Yıldızların büyüttüğü ışıltıydı / Yürüdü köprülerde ozanların sevgisi / ölümsüz anılarda çoğalır simgeler / Çağırır özgürlüğe kimbilir hangisi.
Tüm gizemleri yankılar kuşlar / Gördüm yüzlerini parıldayan sularda / Sürgüne zorlanır ozanların sevgisi / Yanıt vermeyen suskun sularda.
Ölüm kopardı yaşamı damarlardan / Ama yok olmadı kökü ozanların / Bir umut ağacıydı evrenin burcunda / Yeşerir çiçekleri evrende ozanların.”
Engin Aşkın, Felaket Ali’ye yazdığı mektupta özetle şöyle demiş:
2 Şubat 87 tarihinde Ankara’dan yolladığınız mektuba, henüz bitirdiğim Nikaragualı ozanın çevirisiyle yanıta giriştim. “Ozanlar” adını taşıyan bu şiirin yanı sıra, bu sıralar, Orta Amerika'nın ve Küba'nın yiğit ozanlarından çeviriler yapıyorum. Kızınıza yolladığım mektubun elinize geçmesine çok sevindim. Epeyi meraklandıydım doğrusu. Yolladığın küçük paket için sonsuz teşekkürler. Ruhi Su'nun o görkemli sesiyle, yurdu anımsıyorum. Benim sizden istediğim tek şey, sizin sağlığınızı ve mutluluğunuzu bildiren bir iki satırdır.

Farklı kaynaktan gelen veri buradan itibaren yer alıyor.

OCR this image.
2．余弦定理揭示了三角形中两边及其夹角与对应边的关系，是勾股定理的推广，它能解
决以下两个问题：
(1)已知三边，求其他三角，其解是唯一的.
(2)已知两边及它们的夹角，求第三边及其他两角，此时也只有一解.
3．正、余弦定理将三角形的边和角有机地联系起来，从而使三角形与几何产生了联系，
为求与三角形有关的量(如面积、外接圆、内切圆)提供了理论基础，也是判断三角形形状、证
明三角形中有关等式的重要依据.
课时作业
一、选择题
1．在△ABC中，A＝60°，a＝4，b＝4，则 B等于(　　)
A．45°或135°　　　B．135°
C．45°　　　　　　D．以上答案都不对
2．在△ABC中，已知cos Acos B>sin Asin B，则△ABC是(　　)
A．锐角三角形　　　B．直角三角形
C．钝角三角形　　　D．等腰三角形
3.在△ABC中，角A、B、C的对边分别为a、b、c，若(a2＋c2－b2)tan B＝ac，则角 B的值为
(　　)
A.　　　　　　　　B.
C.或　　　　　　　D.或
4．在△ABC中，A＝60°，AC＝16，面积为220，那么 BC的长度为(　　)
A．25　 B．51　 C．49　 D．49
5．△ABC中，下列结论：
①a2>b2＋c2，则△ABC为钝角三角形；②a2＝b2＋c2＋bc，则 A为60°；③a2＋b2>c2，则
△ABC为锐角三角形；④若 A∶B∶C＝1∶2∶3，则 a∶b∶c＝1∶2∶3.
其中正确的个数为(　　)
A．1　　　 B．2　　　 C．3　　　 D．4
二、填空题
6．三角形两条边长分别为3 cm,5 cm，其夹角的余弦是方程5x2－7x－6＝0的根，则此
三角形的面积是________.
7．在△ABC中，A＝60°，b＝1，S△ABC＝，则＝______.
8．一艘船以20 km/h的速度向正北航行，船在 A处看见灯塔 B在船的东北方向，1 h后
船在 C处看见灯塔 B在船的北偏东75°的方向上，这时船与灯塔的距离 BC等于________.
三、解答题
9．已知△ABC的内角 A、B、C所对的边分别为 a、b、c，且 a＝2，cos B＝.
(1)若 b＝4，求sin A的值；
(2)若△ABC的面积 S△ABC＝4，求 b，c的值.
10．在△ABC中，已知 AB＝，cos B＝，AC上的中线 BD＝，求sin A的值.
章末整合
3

Satırlarla da olsa, taa Kanada'da tanıştığım bir ozan dostun sesi, “ışığı unuttuğumuz bu zifiri karanlıkta” esenlikler veriyor bana. Türkiye'de, dergilerdeki eski ilişkimi yeniden tazeledim. Gösteri, Varlık, Adam, Kıyı gibi dergilere yeni yaptığım çevirileri yolladım geçen ay. Milliyet’te pazar günleri “Dünyada Bu Hafta” başlığıyla çıkan “taşlama” öğeli yazılarımı bilmem okuyor musunuz? Bu yazıları, kendi şiirlerimi ve 1965-87 arasında yaptığım çevirileri birer kitapta toplamaya giriştim. Bakalım olumlu yanıt alabilecek miyim yayınevlerinden? Toronto'ya gelecek olan ozan Halman, özel bir şiir gecesinin onur konuğu olacak. Talat Halman, 20 yıldır yazışmama karşın, bir türlü yüz yüze gelemediğim bir ozan. Amerika'da, New York'ta bir üniversitede profesörlük yapıyor.
Ekmekçiden bir bayram kartı almıştım. Görürseniz selamlarımı lütfen iletiniz.
Dileğim sağlıklı olmanız ve tebessümü korumanızdır. Yakında Türkiye'ye özlem gidermeye geldiğimde muhakkak görüşüp, bolbol ve ozanca söyleşiler yapacağız. Esenlikler ve saygılarla...”
“Felaket Ali” adını, Ali Hüsrevoğlu'na Mehmed Kemal mi takmış ne, bilmiyorum. Şiiri sevdiği gibi, fıkraları da sever. Şimdi anlatacağım fıkra, onundur...
İbas, mahallenin hırsızıymış. Herkes onun hırsızlıkla geçindiğini bilirmiş. Ahmet Ağa, bir gün karşılaştığında sormuş;
İbas, işler nasıl gidiyor?
İbas, karşılık vermiş:
Abi, iyi bir eve nişan koyduydum, ev sahibi deyyus anahtarı bana bıraktı!